My crops, my barns, my soul, my grain, my goods. He never knew once prayed “give us this day our daily bread,” to acknowledge God as the Giver of the gifts. He never once confessed that God had made Him and all creatures, that God in His fatherly divine goodness and mercy, without any merit or worthiness in him, had provided clothing and shoes, food and drink, house and home, land, and crops. He never once gave thanks to the Lord for He is good.

And that’s the problem Jesus is addressing for us here in Luke 12. The fool in the story is a fool in the biblical sense of the word; one who’s life is not centered in Christ and his gifts. The fool in his heart says there is no god. The fool thinks that all he has is his and his alone. The fool chases after the wind. Vanity of vanities.
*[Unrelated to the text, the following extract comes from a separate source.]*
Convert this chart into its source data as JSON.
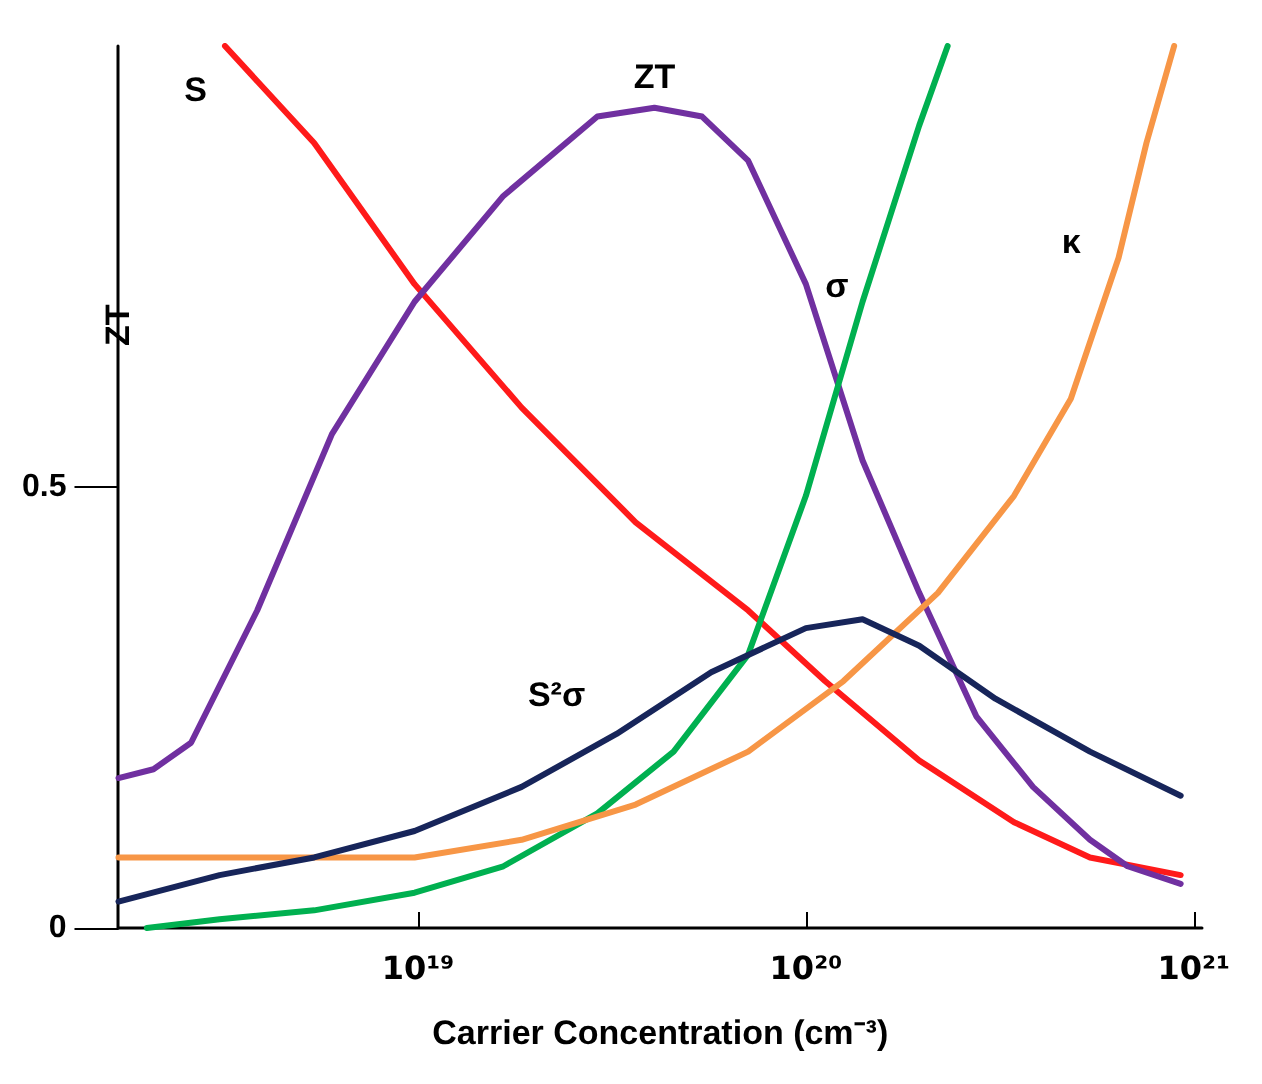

But this is not who you are in Christ. You who were foolish have been made wise. You are baptized in Christ. Christ is the center. Your life is hidden with Christ in God. Christ the center of your work, your play, your worship, your wealth, your possessions. Christ lived life under the sun for you. He worked, He rested, He bled and died for you. He took upon himself all our covetousness, envy, greed, and sin. His death was not a vanity of vanities but a holy of holies. He redeems and reconciles and raises up your work out of its emptiness and meaninglessness. 

Your land, your house, your wealth, your barns and silos, your grain, your profits and portfolios, everything is God’s, not yours. They’re all on loan from God. You are stewards, caretakers. Even our lives are not our own. You are not your own. You’ve been bought with a price. The life of Jesus, His blood, His death. He became poor that you might be rich in His dying and rising. You are God’s treasured possession, enabling you to hold your treasured possessions with the dead hand of faith – offering, sharing, giving. Rejoicing.

This is what it means to be rich in towards God. To realize and rejoice that our life – all of life – consists in receiving all that Christ’s gives us. And in Christ, your faith is not in vain.

 

In the Name of the Father and of the + Son and of the Holy Spirit. Amen.